The scoreline: 6-1, 4-6, 6-4, 6-7(5), 6-1 only partially tells the story of what unfolded on Philippe-Chatrier. Zverev began with surgical authority, racing through the opener as if the occasion held no weight. But Cobolli, the tenacious 23-year-old from Rome, refused to fold. He grew bolder with each exchange, leveled the match in the second set, and pushed the contest to a nerve-shredding fourth-set tiebreak that swung the momentum dramatically.
When the deciding fifth set began, however, a different Zverev took the court: composed, calculating, and ruthless. He broke Cobolli’s serve twice in quick succession, surged to 4-0, and never looked back. The match ended when Cobolli’s overhead sailed long, and Zverev collapsed onto the red clay, face buried in his hands, tears streaming freely.
“This trophy for me is very important, because if I would have lost this one, the self-belief would have gone down a lot,” Zverev admitted after his five-set victory over Flavio Cobolli. “But now that I’ve won it, I feel like I can do it again.”

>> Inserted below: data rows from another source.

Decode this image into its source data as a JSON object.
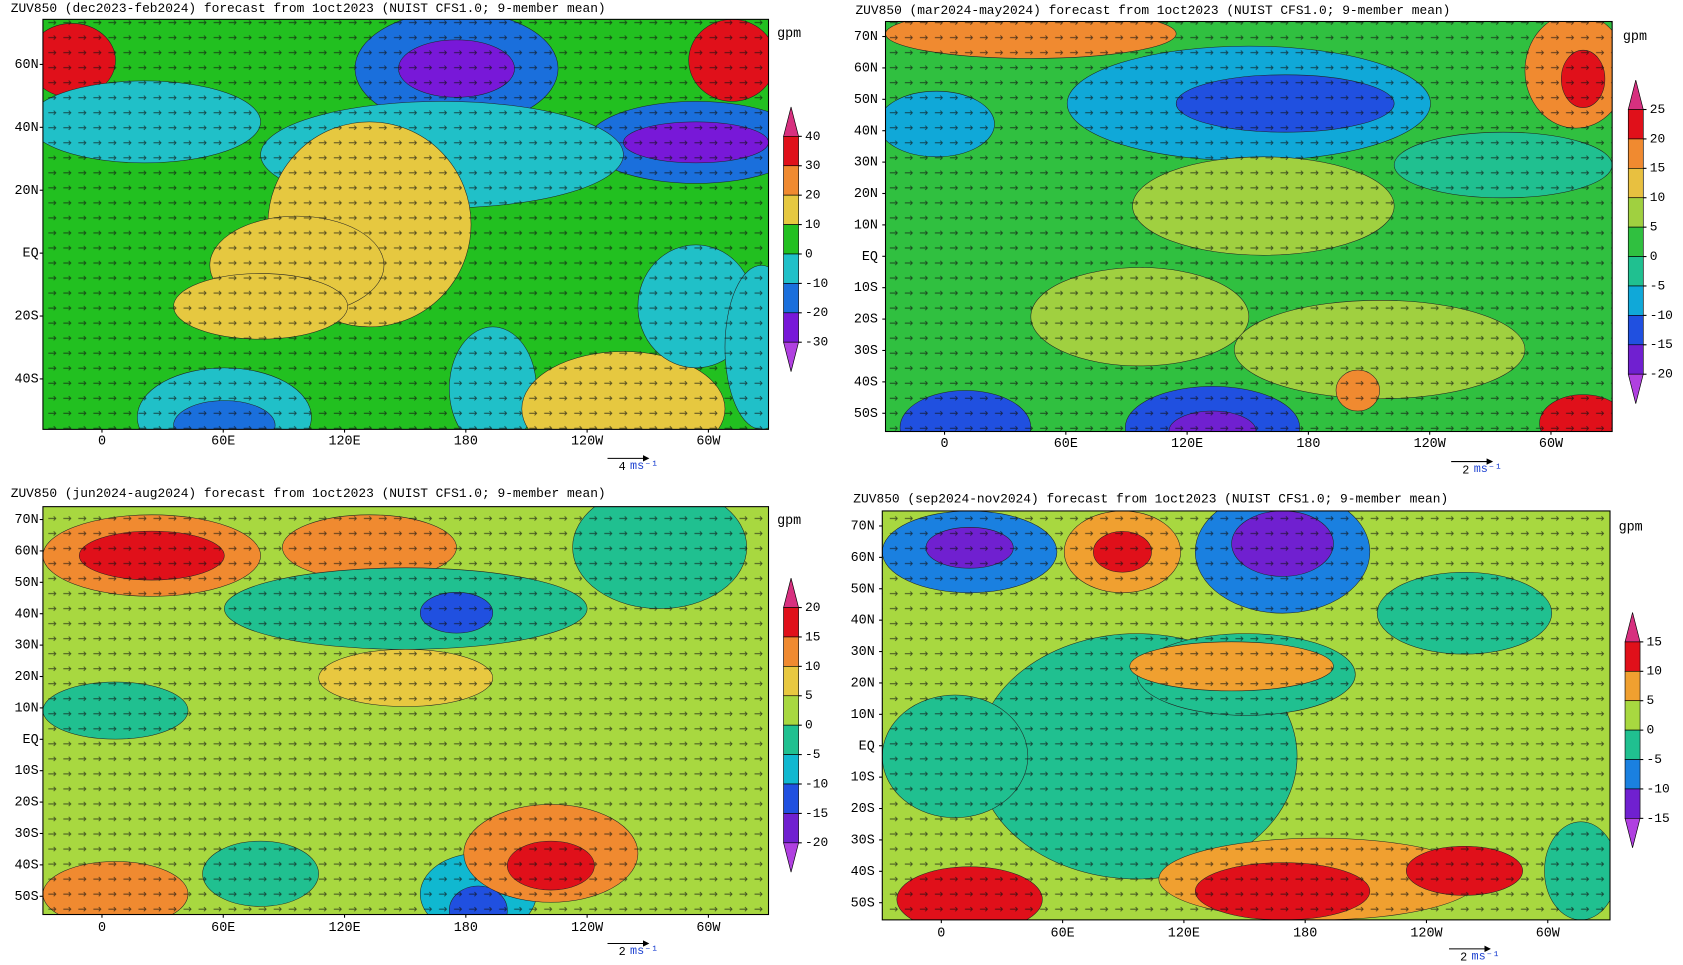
{
  "panels": [
    {
      "title": "ZUV850 (dec2023-feb2024) forecast from 1oct2023 (NUIST CFS1.0; 9-member mean)",
      "lat_labels": [
        "60N",
        "40N",
        "20N",
        "EQ",
        "20S",
        "40S"
      ],
      "lon_labels": [
        "0",
        "60E",
        "120E",
        "180",
        "120W",
        "60W"
      ],
      "unit": "gpm",
      "colorbar": {
        "levels": [
          40,
          30,
          20,
          10,
          0,
          -10,
          -20,
          -30
        ],
        "colors": [
          "#d7307f",
          "#e0101a",
          "#f08a30",
          "#e6c840",
          "#22c020",
          "#20c0c8",
          "#1a6fdc",
          "#7818d8",
          "#b040e0"
        ]
      },
      "ref_value": 4,
      "ref_unit": "ms⁻¹"
    },
    {
      "title": "ZUV850 (mar2024-may2024) forecast from 1oct2023 (NUIST CFS1.0; 9-member mean)",
      "lat_labels": [
        "70N",
        "60N",
        "50N",
        "40N",
        "30N",
        "20N",
        "10N",
        "EQ",
        "10S",
        "20S",
        "30S",
        "40S",
        "50S"
      ],
      "lon_labels": [
        "0",
        "60E",
        "120E",
        "180",
        "120W",
        "60W"
      ],
      "unit": "gpm",
      "colorbar": {
        "levels": [
          25,
          20,
          15,
          10,
          5,
          0,
          -5,
          -10,
          -15,
          -20
        ],
        "colors": [
          "#d7307f",
          "#e0101a",
          "#f08a30",
          "#e8c040",
          "#a0d040",
          "#30c040",
          "#20c090",
          "#10a8d8",
          "#2050e0",
          "#7020d0",
          "#b040e0"
        ]
      },
      "ref_value": 2,
      "ref_unit": "ms⁻¹"
    },
    {
      "title": "ZUV850 (jun2024-aug2024) forecast from 1oct2023 (NUIST CFS1.0; 9-member mean)",
      "lat_labels": [
        "70N",
        "60N",
        "50N",
        "40N",
        "30N",
        "20N",
        "10N",
        "EQ",
        "10S",
        "20S",
        "30S",
        "40S",
        "50S"
      ],
      "lon_labels": [
        "0",
        "60E",
        "120E",
        "180",
        "120W",
        "60W"
      ],
      "unit": "gpm",
      "colorbar": {
        "levels": [
          20,
          15,
          10,
          5,
          0,
          -5,
          -10,
          -15,
          -20
        ],
        "colors": [
          "#d7307f",
          "#e0101a",
          "#f08a30",
          "#e8c840",
          "#a8d840",
          "#20c090",
          "#10b8d0",
          "#2050e0",
          "#7020d0",
          "#b040e0"
        ]
      },
      "ref_value": 2,
      "ref_unit": "ms⁻¹"
    },
    {
      "title": "ZUV850 (sep2024-nov2024) forecast from 1oct2023 (NUIST CFS1.0; 9-member mean)",
      "lat_labels": [
        "70N",
        "60N",
        "50N",
        "40N",
        "30N",
        "20N",
        "10N",
        "EQ",
        "10S",
        "20S",
        "30S",
        "40S",
        "50S"
      ],
      "lon_labels": [
        "0",
        "60E",
        "120E",
        "180",
        "120W",
        "60W"
      ],
      "unit": "gpm",
      "colorbar": {
        "levels": [
          15,
          10,
          5,
          0,
          -5,
          -10,
          -15
        ],
        "colors": [
          "#d7307f",
          "#e0101a",
          "#f0a030",
          "#a8d840",
          "#20c090",
          "#1a80e0",
          "#7020d0",
          "#b040e0"
        ]
      },
      "ref_value": 2,
      "ref_unit": "ms⁻¹"
    }
  ]
}
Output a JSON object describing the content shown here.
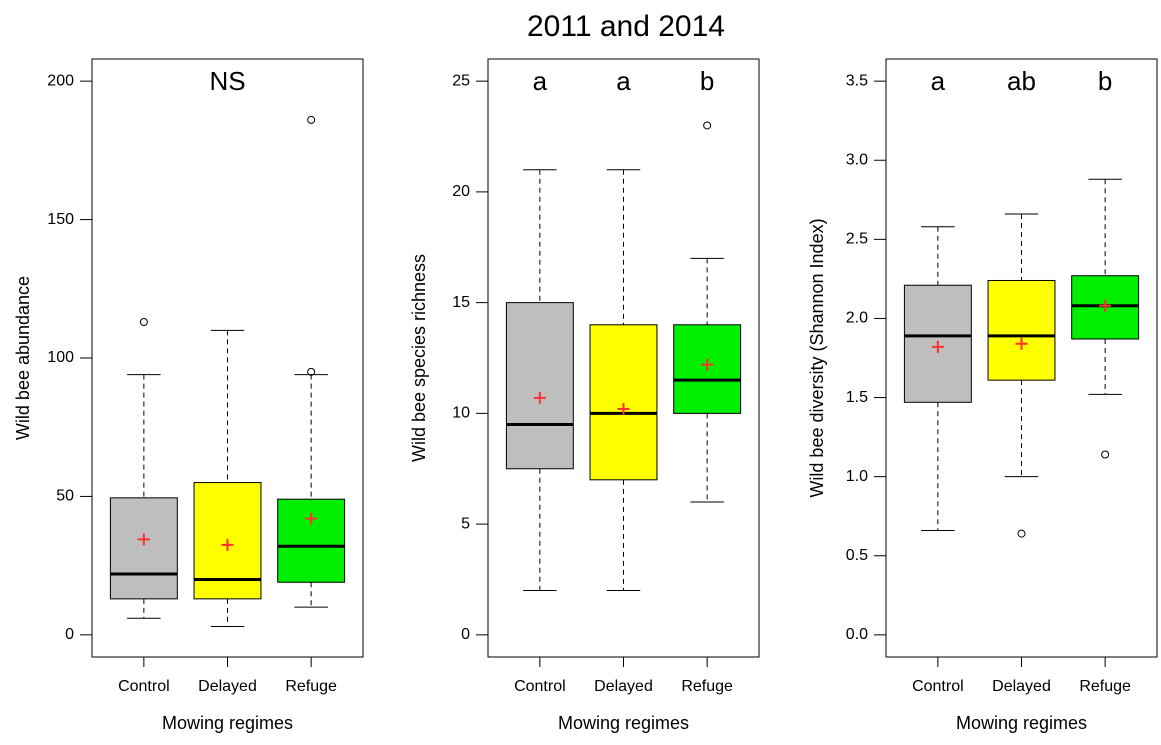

It was the same court where he had fractured his ankle in agony during the 2022 semifinals. The same court where he surrendered a two-set lead to Carlos Alcaraz in 2024. Those memories made Sunday’s moment feel almost poetic.
Germany had not produced a Grand Slam champion since Boris Becker’s triumph in Melbourne thirty years ago. That drought is now history.
Zverev held the trophy aloft and roared. Somewhere in the crowd, a group of fans spelled out his childhood nickname: Sascha. He had earned every letter.